L-FNNG: Accelerating Large-Scale KNN Graph Construction on CPU-FPGA Heterogeneous Platform

Chaoqiang Liu,Xiaofei Liao,Long Zheng,Yu Huang,Haifeng Liu,Yi Zhang,Haiheng He,Haoyan Huang,Jingyi Zhou,Hai Jin
DOI: https://doi.org/10.1145/3652609
IF: 2.837
2024-03-15
ACM Transactions on Reconfigurable Technology and Systems
Abstract:Due to the high complexity of constructing exact k -nearest neighbor graphs, approximate construction has become a popular research topic. The NN-Descent algorithm is one of the representative in-memory algorithms. To effectively handle large datasets, existing state-of-the-art solutions combine the divide-and-conquer approach and the NN-Descent algorithm, where large datasets are divided into multiple partitions, and a subgraph is constructed for each partition before all the subgraphs are merged, reducing the memory pressure significantly. However, such solutions fail to address inefficiencies in large-scale k -nearest neighbor graph construction. In this paper, we propose L-FNNG, a novel solution for accelerating large-scale k -nearest neighbor graph construction on CPU-FPGA heterogeneous platform. The CPU is responsible for dividing data and determining the order of partition processing, while the FPGA executes all construction tasks to utilize the acceleration capability fully.

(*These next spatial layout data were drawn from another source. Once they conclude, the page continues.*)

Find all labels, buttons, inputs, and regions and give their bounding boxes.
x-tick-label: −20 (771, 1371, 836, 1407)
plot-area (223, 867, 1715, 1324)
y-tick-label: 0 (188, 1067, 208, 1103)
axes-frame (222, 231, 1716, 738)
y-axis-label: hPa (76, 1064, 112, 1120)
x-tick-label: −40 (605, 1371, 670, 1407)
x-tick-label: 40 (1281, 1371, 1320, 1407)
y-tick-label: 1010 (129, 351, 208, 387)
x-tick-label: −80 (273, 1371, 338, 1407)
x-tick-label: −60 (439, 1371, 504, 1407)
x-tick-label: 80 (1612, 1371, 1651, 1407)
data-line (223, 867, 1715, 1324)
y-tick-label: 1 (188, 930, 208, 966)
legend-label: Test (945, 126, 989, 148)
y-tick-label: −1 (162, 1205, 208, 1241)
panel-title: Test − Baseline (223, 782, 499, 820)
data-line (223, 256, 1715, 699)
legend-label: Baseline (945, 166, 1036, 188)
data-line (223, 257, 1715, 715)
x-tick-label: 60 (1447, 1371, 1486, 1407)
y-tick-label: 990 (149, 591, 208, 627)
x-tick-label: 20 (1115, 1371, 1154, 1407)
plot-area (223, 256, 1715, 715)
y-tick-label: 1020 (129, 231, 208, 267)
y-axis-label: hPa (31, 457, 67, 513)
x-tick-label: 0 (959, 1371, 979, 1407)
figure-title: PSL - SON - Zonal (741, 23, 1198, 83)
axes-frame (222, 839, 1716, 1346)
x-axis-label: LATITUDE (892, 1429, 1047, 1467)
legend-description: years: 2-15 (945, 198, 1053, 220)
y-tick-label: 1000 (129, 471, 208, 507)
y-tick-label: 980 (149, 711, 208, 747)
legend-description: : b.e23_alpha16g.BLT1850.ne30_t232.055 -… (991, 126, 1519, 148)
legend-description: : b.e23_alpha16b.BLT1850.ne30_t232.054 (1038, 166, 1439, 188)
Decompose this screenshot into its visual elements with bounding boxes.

To accelerate the execution of construction tasks, we design an efficient FPGA accelerator, which includes the Block-based Scheduling (BS) and Useless Computation Aborting (UCA) techniques to address the problems of memory access and computation in the NN-Descent algorithm. We also propose an efficient scheduling strategy that includes a KD-tree-based data partitioning method and a hierarchical processing method to address scheduling inefficiency. We evaluate L-FNNG on a Xilinx Alveo U280 board hosted by a 64-core Xeon server. On multiple large-scale datasets, L-FNNG achieves, on average, 2.3 × construction speedup over the state-of-the-art GPU-based solution.

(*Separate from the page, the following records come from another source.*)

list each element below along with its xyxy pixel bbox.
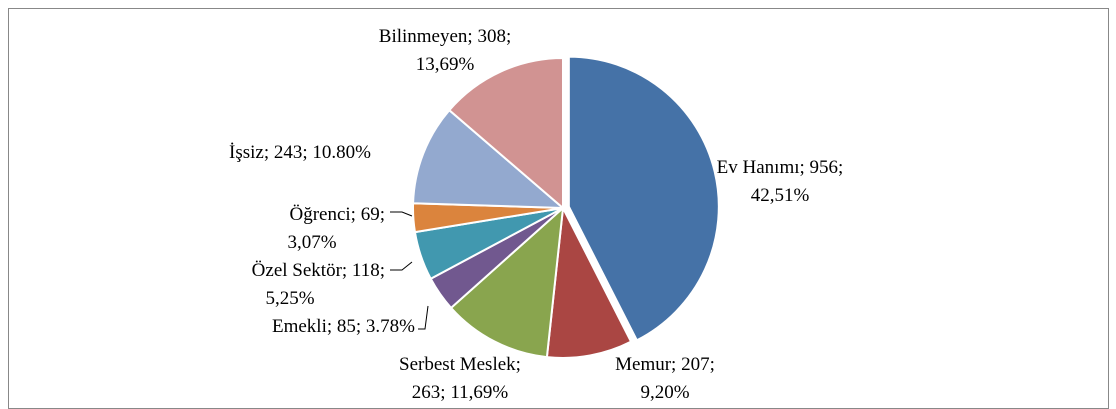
data-label: 42,51%: [751, 185, 810, 206]
pie-slice: [449, 205, 565, 359]
leader-line: [390, 261, 413, 271]
data-label: 263; 11,69%: [412, 382, 509, 403]
leader-lines: [390, 211, 429, 330]
data-label: 5,25%: [265, 288, 314, 309]
pie-slice: [447, 56, 564, 211]
data-label: Emekli; 85; 3.78%: [272, 316, 415, 337]
leader-line: [390, 211, 413, 217]
pie-slice: [545, 204, 633, 359]
pie-slice: [567, 55, 720, 342]
data-label: İşsiz; 243; 10.80%: [229, 142, 371, 163]
data-label: 3,07%: [287, 232, 336, 253]
leader-line: [418, 305, 429, 330]
data-label: Öğrenci; 69;: [289, 204, 385, 225]
data-label: Memur; 207;: [615, 354, 715, 375]
data-label: 13,69%: [416, 54, 475, 75]
data-label: 9,20%: [640, 382, 689, 403]
data-label: Bilinmeyen; 308;: [379, 26, 511, 47]
data-label: Özel Sektör; 118;: [252, 260, 385, 281]
data-label: Ev Hanımı; 956;: [717, 157, 844, 178]
pie-slice: [412, 108, 566, 210]
data-label: Serbest Meslek;: [399, 354, 521, 375]
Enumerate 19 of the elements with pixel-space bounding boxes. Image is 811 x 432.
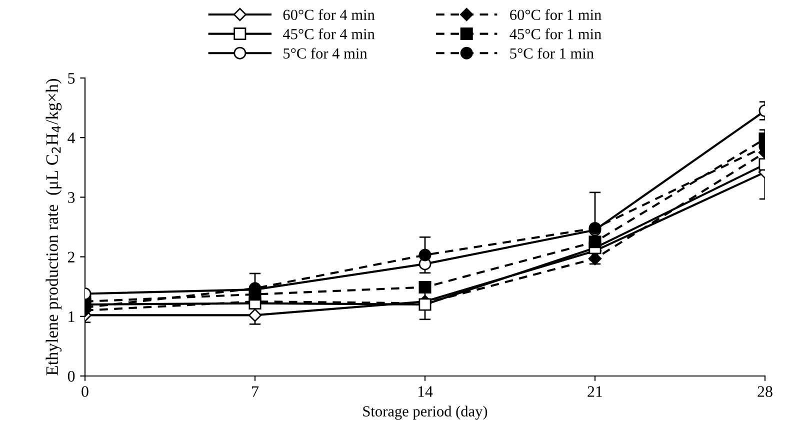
x-tick-label: 7 bbox=[252, 386, 259, 397]
legend-label: 60°C for 1 min bbox=[510, 9, 602, 20]
legend-label: 5°C for 4 min bbox=[284, 48, 368, 59]
y-tick-label: 0 bbox=[68, 370, 75, 382]
legend-label: 5°C for 1 min bbox=[510, 48, 594, 59]
legend-label: 60°C for 4 min bbox=[283, 9, 375, 20]
x-axis-title: Storage period (day) bbox=[363, 406, 488, 420]
y-tick-label: 4 bbox=[68, 132, 76, 144]
y-tick-label: 2 bbox=[68, 252, 74, 262]
legend-label: 45°C for 1 min bbox=[510, 28, 602, 40]
y-axis-title: Ethylene production rate (μL C$_{2}$H$_{4}$/kg×h) bbox=[46, 79, 62, 376]
legend-label: 45°C for 4 min bbox=[282, 28, 375, 40]
y-tick-label: 3 bbox=[68, 192, 75, 203]
x-tick-label: 21 bbox=[588, 386, 602, 397]
y-tick-label: 1 bbox=[68, 311, 74, 322]
y-tick-label: 5 bbox=[68, 73, 75, 84]
x-tick-label: 14 bbox=[418, 386, 433, 397]
x-tick-label: 0 bbox=[82, 386, 88, 397]
x-tick-label: 28 bbox=[758, 386, 772, 397]
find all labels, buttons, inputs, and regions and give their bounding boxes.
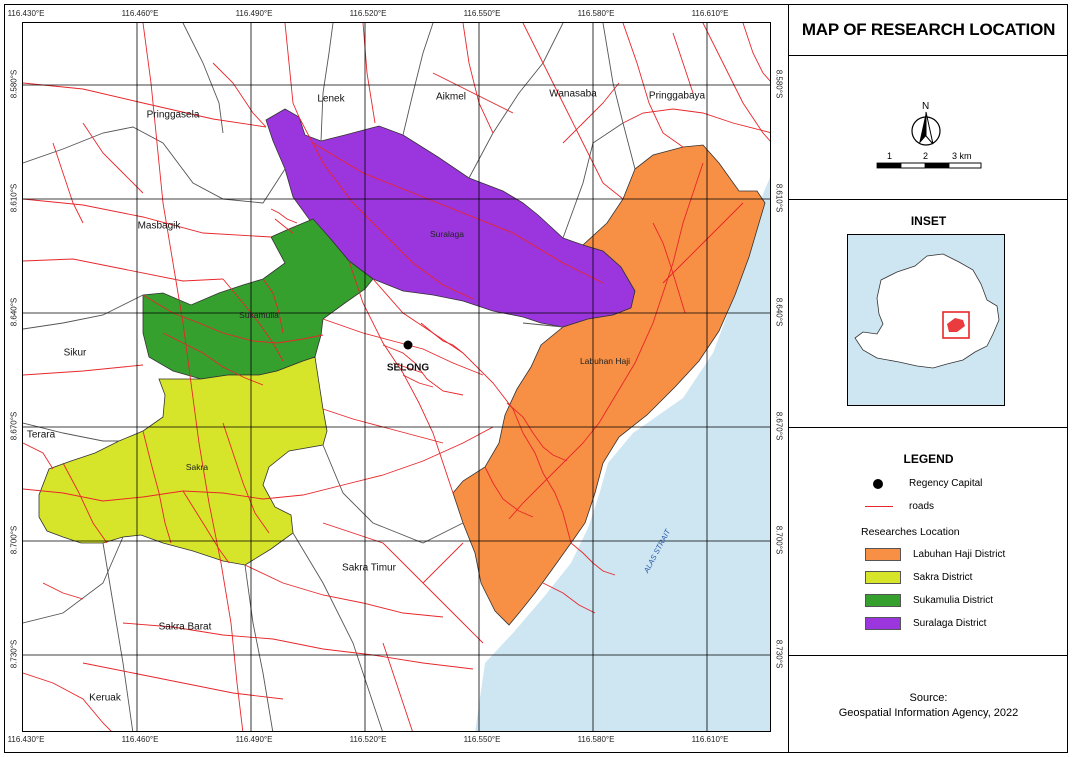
- main-map[interactable]: Pringgasela Lenek Aikmel Wanasaba Pringg…: [22, 22, 771, 732]
- label-sakra-timur: Sakra Timur: [342, 562, 396, 574]
- label-pringgabaya: Pringgabaya: [648, 90, 706, 102]
- swatch-labuhan-haji: [865, 548, 901, 561]
- tick-left-0: 8.580°S: [9, 69, 19, 99]
- label-pringgasela: Pringgasela: [146, 109, 200, 121]
- legend-item-suralaga: Suralaga District: [865, 617, 986, 630]
- district-sakra: [38, 356, 328, 566]
- legend-sukamulia-label: Sukamulia District: [913, 595, 994, 606]
- label-district-sukamulia: Sukamulia: [239, 310, 279, 320]
- legend-item-roads: roads: [865, 501, 934, 512]
- inset-research-area-box: [942, 311, 970, 339]
- inset-island-shape: [854, 253, 1000, 369]
- legend-group-header: Researches Location: [861, 526, 960, 538]
- inset-title: INSET: [910, 214, 947, 228]
- tick-top-2: 116.490°E: [235, 9, 273, 18]
- graticule-grid: [23, 23, 770, 731]
- label-wanasaba: Wanasaba: [549, 88, 597, 100]
- tick-bottom-4: 116.550°E: [463, 735, 501, 744]
- legend-item-capital: Regency Capital: [865, 478, 982, 489]
- scale-label-2: 2: [923, 151, 929, 161]
- label-lenek: Lenek: [317, 93, 345, 105]
- tick-right-4: 8.700°S: [774, 525, 784, 555]
- tick-right-0: 8.580°S: [774, 69, 784, 99]
- swatch-sukamulia: [865, 594, 901, 607]
- label-keruak: Keruak: [89, 692, 121, 704]
- tick-right-3: 8.670°S: [774, 411, 784, 441]
- tick-bottom-1: 116.460°E: [121, 735, 159, 744]
- tick-right-2: 8.640°S: [774, 297, 784, 327]
- legend-item-sukamulia: Sukamulia District: [865, 594, 993, 607]
- north-scale-section: N 1 2 3 km: [789, 56, 1068, 200]
- tick-bottom-5: 116.580°E: [577, 735, 615, 744]
- sea-area: [475, 177, 770, 731]
- tick-top-3: 116.520°E: [349, 9, 387, 18]
- main-map-canvas: [23, 23, 770, 731]
- north-arrow-icon: [876, 111, 982, 169]
- north-letter: N: [922, 101, 930, 112]
- swatch-suralaga: [865, 617, 901, 630]
- legend-section: LEGEND Regency Capital roads Researches …: [789, 428, 1068, 656]
- legend-suralaga-label: Suralaga District: [913, 618, 987, 629]
- label-district-sakra: Sakra: [185, 462, 209, 472]
- label-district-suralaga: Suralaga: [429, 229, 465, 239]
- tick-left-5: 8.730°S: [9, 639, 19, 669]
- scale-label-3: 3 km: [952, 151, 972, 161]
- label-sikur: Sikur: [63, 347, 87, 359]
- tick-top-6: 116.610°E: [691, 9, 729, 18]
- legend-capital-label: Regency Capital: [909, 478, 983, 489]
- label-sakra-barat: Sakra Barat: [158, 621, 212, 633]
- tick-top-4: 116.550°E: [463, 9, 501, 18]
- tick-left-1: 8.610°S: [9, 183, 19, 213]
- scale-bar: [876, 162, 982, 169]
- inset-section: INSET: [789, 200, 1068, 428]
- tick-left-3: 8.670°S: [9, 411, 19, 441]
- road-line-icon: [865, 505, 893, 508]
- label-aikmel: Aikmel: [435, 91, 467, 103]
- legend-labuhan-haji-label: Labuhan Haji District: [913, 549, 1006, 560]
- tick-left-4: 8.700°S: [9, 525, 19, 555]
- map-title: MAP OF RESEARCH LOCATION: [801, 20, 1056, 39]
- tick-bottom-6: 116.610°E: [691, 735, 729, 744]
- tick-bottom-2: 116.490°E: [235, 735, 273, 744]
- label-selong: SELONG: [386, 362, 430, 374]
- tick-left-2: 8.640°S: [9, 297, 19, 327]
- map-sidebar-panel: MAP OF RESEARCH LOCATION N 1 2 3 km INSE…: [788, 4, 1068, 753]
- legend-sakra-label: Sakra District: [913, 572, 973, 583]
- label-masbagik: Masbagik: [137, 220, 181, 232]
- tick-top-0: 116.430°E: [7, 9, 45, 18]
- label-terara: Terara: [26, 429, 56, 441]
- title-section: MAP OF RESEARCH LOCATION: [789, 4, 1068, 56]
- legend-item-labuhan-haji: Labuhan Haji District: [865, 548, 1005, 561]
- tick-top-5: 116.580°E: [577, 9, 615, 18]
- source-text: Geospatial Information Agency, 2022: [838, 707, 1019, 719]
- legend-title: LEGEND: [903, 452, 954, 466]
- regency-capital-marker[interactable]: [403, 340, 413, 350]
- source-section: Source: Geospatial Information Agency, 2…: [789, 656, 1068, 753]
- map-layout-frame: [4, 4, 1068, 753]
- tick-bottom-3: 116.520°E: [349, 735, 387, 744]
- tick-right-5: 8.730°S: [774, 639, 784, 669]
- legend-item-sakra: Sakra District: [865, 571, 972, 584]
- swatch-sakra: [865, 571, 901, 584]
- tick-top-1: 116.460°E: [121, 9, 159, 18]
- scale-label-1: 1: [887, 151, 893, 161]
- legend-roads-label: roads: [909, 501, 935, 512]
- inset-map[interactable]: [847, 234, 1005, 406]
- admin-boundaries: [23, 23, 636, 731]
- capital-dot-icon: [873, 478, 883, 489]
- tick-bottom-0: 116.430°E: [7, 735, 45, 744]
- label-district-labuhan-haji: Labuhan Haji: [579, 356, 631, 366]
- source-heading: Source:: [909, 692, 948, 704]
- tick-right-1: 8.610°S: [774, 183, 784, 213]
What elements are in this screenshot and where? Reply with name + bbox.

computer science, hardware & architecture
What problem does this paper attempt to address?
The paper aims to address the efficiency issues in large-scale k-nearest neighbor (KNN) graph construction. Specifically, the paper proposes a new method called L-FNNG, which accelerates large-scale KNN graph construction on a CPU-FPGA heterogeneous platform through the following points: 1. **Algorithm Bottleneck Analysis**: - The paper first analyzes the performance bottlenecks of the existing NN-Descent algorithm on the CPU, finding that the computation phase occupies most of the execution time, indicating that high-dimensional vector operations become the main bottleneck. Additionally, due to irregular memory access patterns and a large amount of useless computation, the algorithm's execution efficiency is low. 2. **Problems with Existing Solutions**: - The current methods combining the "divide and conquer" strategy with the NN-Descent algorithm, although addressing the memory challenges brought by large-scale datasets, still have efficiency issues during the subgraph merging process. For example, randomly partitioning the dataset can lead to actual neighbor nodes being distributed in different partitions, resulting in most connections within each subgraph being between distant nodes. This not only increases the computational burden but also causes these edges to be replaced during the final merge. 3. **Core Contributions of L-FNNG**: - Proposes an efficient FPGA accelerator design, including Block-based Scheduling (BS) and Useless Computation Aborting (UCA) techniques, to optimize memory access and reduce unnecessary computation. - Develops a new scheduling strategy that uses a KD-tree to partition the dataset and employs a hierarchical processing method to ensure that nodes can establish connections with their nearest neighbors as early as possible, thereby accelerating the convergence process. - In experimental evaluations, L-FNNG achieved an average speedup of 2.3 times compared to the state-of-the-art GPU solutions on a 64-core Xeon server equipped with a Xilinx Alveo U280 card. In summary, L-FNNG effectively addresses the efficiency issues in large-scale KNN graph construction by optimizing the algorithm execution process, improving data scheduling strategies, and fully leveraging the parallel computing capabilities of FPGA.